Additionally, Sisonke Msimang points out in her podcast that it is critical to listen to the people that you are working with in more ways than one. We must listen “not just to the words…but to the silences,” are words that parallel very well with our struggle to form a connection and understand what our community partner wanted from us during our first meeting on September 22nd. Because our group was so focused on delivering what our project description outlined for us, we failed to understand the importance of community engagement and the huge role that the Sustenance Festival would play in our mission to create an operations manual.

Now What?

Moving forward, our group is now comfortable with the idea that some aspects of our project may be beyond the scope of our mission and that we need to be flexible in order to make this project successful. At the end of the day, having a small deliverable that is actually helpful to our community partner is much more valuable than “biting off more than we can chew” and ending up with a deliverable that sticks to our original objectives but is not useful to the community.

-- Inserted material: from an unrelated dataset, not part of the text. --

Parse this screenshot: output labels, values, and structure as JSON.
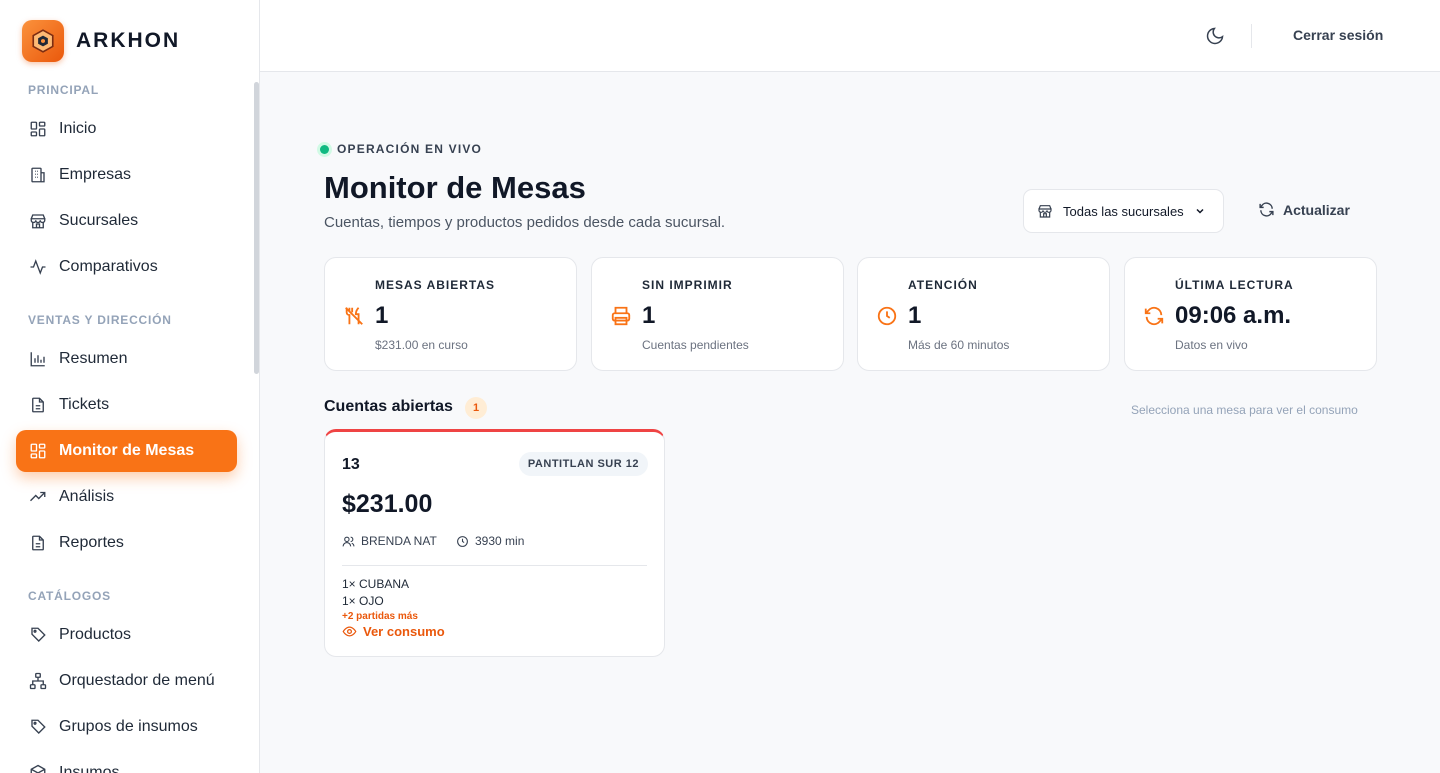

Additionally, we now appreciate that all occasions to engage with our community members and partners are opportunities for us to gain valuable knowledge that will ultimately make our project stronger and more successful. Community-based project development must be a process in which all members have a chance to be heard, and all opinions and components are valuable parts of a collective project.

Our upcoming objectives are to further engage with the community members of LM-RP in order to better understand what they want to see in a community garden. We will be doing this by attending the Sustenance Festival on October 18th and asking community members to complete a survey they we have put together. In addition, we will be collecting information on recommended operations manual outlines by referencing successful community gardens from all over North America.

This should keep us busy until our next posting, thanks for reading!

-Group 10


Glass, Ira. (2011). Poultry Slam 2011: Act 3: Latin Liver. This American Life Podcast. Podcast retrieved from      

Msimang, S. (2014, Dec, 10). A Pragmatic Idealist. The Moth Podcast. Podcast retrieved from

Rolfe, G., Freshwater, D., Jasper, M. (2001) Critical reflection in nursing and the helping professions: a user’s guide. Basingstoke: Palgrave Macmillan.